Car pendant que le récit brosse l’éducation d’un personnage de fiction, son propos est d’éduquer une personne réelle. La sélection du disciple, alors, s’opère par l’attrait de ce dernier pour la lecture. Seul celui qui manipule encore des livres mérite l’initiation du dogmatique Moore aux mystères du monde. Un procédé qui atteint son apogée idéologique et formelle au cœur de la série The League of Extraordinary Gentlemen, et plus particulièrement dans l’ultime ouvrage qu’est le Black Dossier.

Notes

  1. Si cet texte a choisi de ne pas trop s’attarder sur ces échos et renvois entre V for Vendetta et les Watchmen, voici néanmoins quelques éléments qui ont surgi au cours de sa rédaction, et qui illustrent les effets de miroir mentionnés plus haut. Afin d’enrichir ou d’accompagner sur la voie vers l’illumination…
    Dans V for Vendetta, c’est le maître qui porte le masque, alors que dans Watchmen, c’est l’inverse. Or dans les deux cas, savoir ce que cache le masque semble être une obsession vaine dont il faut apprendre à se débarrasser.
    Dans V for Vendetta la révolution se fait avec le soutien du peuple (et correspond à une vraie rupture), dans Watchmen elle se fait contre (et s’opère au final dans une continuité).

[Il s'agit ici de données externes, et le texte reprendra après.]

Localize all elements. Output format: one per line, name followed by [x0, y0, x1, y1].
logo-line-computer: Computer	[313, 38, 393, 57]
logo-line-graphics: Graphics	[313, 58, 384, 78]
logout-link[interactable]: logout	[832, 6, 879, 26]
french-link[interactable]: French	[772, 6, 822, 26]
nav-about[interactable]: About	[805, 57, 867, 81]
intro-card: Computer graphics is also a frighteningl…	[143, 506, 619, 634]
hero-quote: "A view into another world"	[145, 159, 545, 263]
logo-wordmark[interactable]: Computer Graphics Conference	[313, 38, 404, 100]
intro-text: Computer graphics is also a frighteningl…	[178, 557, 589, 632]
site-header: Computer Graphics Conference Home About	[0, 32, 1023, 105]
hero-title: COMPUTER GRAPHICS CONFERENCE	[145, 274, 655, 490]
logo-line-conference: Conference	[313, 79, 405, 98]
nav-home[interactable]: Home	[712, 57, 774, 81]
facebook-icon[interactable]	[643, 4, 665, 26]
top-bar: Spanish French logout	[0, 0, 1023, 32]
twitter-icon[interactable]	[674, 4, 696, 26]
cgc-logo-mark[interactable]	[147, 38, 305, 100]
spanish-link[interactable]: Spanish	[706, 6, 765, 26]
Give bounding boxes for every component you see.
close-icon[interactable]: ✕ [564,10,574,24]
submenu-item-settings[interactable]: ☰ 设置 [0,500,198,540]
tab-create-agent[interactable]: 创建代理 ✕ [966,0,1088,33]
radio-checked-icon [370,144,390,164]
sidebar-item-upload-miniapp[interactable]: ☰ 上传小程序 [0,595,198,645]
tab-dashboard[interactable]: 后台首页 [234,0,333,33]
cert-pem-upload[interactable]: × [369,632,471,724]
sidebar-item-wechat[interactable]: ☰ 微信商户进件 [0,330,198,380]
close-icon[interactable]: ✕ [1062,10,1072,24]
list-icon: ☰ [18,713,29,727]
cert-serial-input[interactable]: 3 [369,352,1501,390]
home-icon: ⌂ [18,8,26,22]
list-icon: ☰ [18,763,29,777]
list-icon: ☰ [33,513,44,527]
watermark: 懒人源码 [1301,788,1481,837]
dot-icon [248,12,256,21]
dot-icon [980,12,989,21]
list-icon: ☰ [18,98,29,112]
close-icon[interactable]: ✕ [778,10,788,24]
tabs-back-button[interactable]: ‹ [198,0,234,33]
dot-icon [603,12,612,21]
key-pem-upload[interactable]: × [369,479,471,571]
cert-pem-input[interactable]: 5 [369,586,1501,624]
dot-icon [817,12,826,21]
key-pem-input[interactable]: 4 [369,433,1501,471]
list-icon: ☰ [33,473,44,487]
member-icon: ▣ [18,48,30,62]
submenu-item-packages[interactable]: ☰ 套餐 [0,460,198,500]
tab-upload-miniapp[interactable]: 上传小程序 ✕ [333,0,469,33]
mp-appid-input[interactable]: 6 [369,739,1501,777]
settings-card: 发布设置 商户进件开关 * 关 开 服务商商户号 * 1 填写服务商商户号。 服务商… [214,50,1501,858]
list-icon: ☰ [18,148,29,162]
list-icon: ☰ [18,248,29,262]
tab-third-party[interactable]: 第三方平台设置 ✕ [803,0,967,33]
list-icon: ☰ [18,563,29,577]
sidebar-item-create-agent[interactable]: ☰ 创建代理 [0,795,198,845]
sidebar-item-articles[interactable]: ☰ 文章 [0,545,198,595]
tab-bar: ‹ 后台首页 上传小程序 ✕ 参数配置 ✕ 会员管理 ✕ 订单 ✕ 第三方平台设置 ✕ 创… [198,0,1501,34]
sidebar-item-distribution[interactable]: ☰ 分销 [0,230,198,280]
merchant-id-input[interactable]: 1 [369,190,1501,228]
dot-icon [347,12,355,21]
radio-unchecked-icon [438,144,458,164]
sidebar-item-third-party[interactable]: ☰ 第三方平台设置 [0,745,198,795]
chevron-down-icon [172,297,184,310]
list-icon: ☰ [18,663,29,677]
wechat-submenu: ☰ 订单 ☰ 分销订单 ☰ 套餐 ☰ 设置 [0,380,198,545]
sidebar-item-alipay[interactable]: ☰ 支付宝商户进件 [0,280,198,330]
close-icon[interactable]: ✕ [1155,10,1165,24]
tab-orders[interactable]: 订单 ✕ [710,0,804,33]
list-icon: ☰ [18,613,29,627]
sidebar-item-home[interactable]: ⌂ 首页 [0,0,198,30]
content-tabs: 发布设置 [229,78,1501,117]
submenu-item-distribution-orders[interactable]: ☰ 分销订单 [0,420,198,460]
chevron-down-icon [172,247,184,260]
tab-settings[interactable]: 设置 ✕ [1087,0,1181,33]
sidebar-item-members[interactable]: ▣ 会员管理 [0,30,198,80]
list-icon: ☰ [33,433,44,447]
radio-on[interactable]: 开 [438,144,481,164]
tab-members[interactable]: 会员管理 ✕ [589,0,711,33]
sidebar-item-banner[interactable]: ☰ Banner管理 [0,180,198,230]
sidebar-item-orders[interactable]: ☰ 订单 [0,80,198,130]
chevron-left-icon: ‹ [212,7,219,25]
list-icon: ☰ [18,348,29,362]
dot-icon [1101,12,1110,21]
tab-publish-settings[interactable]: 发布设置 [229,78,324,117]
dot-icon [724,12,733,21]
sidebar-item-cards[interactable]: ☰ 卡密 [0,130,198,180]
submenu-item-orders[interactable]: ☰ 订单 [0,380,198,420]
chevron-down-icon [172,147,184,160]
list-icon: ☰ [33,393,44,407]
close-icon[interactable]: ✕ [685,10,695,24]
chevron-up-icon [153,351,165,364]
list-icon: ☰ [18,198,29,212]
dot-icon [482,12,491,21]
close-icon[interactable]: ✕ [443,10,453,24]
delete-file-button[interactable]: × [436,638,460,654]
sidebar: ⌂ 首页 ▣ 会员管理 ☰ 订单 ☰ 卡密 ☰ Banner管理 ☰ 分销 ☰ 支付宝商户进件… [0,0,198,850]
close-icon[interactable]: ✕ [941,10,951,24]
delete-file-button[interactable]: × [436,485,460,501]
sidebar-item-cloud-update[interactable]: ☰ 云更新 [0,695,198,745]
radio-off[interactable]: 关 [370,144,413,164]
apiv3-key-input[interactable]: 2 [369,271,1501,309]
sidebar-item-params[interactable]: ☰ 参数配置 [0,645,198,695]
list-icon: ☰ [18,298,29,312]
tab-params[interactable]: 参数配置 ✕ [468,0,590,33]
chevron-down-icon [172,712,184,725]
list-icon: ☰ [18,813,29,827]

    Le maître meurt pour la révolution dans V for Vendetta, alors que le disciple meurt contre dans Watchmen.
    Enfin (et c’est probablement dans cette opposition géographique que naît, plus ou moins consciemment, cette écriture en miroir), V for Vendetta se déroule en Angleterre (une dictature thatchérienne) et Watchmen aux USA (dans une démocratie MacCarthiste).
  2. S’il n’y a bien qu’un seul élève digne de recevoir l’enseignement, les livres de Moore témoignent de nombreux candidats possibles, rejettés soit car déjà trop corrompus (Finch dans V for Vendetta, par exemple), soit incapables de comprendre les principes du maitre (comme le cocher du Docteur Gull de From Hell).
  3. Le chemin parsemé de cadavres — comment déchiffrer ce motif qui, confusément, me semble digne d’attention ? L’événement est beaucoup trop récurrent et symbolique pour n’être qu’un gimmick vide de sens. Il est évident qu’Alan Moore a lu les ouvrages d’Aleister Crowley. Ainsi, on peut se demander dans quelle mesure ce motif s’inscrit dans une vision personnelle de l’initiation magique (laisser derrière soi une enveloppe charnelle qui ne soit pas forcément la sienne par exemple). Mais peut-être s’agit-il, également, d’apprendre au disciple le moyen d’abattre l’ordre social moderne, en reniant les bases mêmes de sa morale humaniste, à savoir le primat de la vie humaine sur les autres formes de valeurs. Plus idéologique que mystique, il s’agirait alors de défendre certaines philosophies révolutionnaires, nourries de plaidoyer contre la tolérance, de politique de la terreur, tel qu’elle fut, en France, portées par exemple par Robespierre, et defendu desormais par des philosophes comme Slavoj Žižek.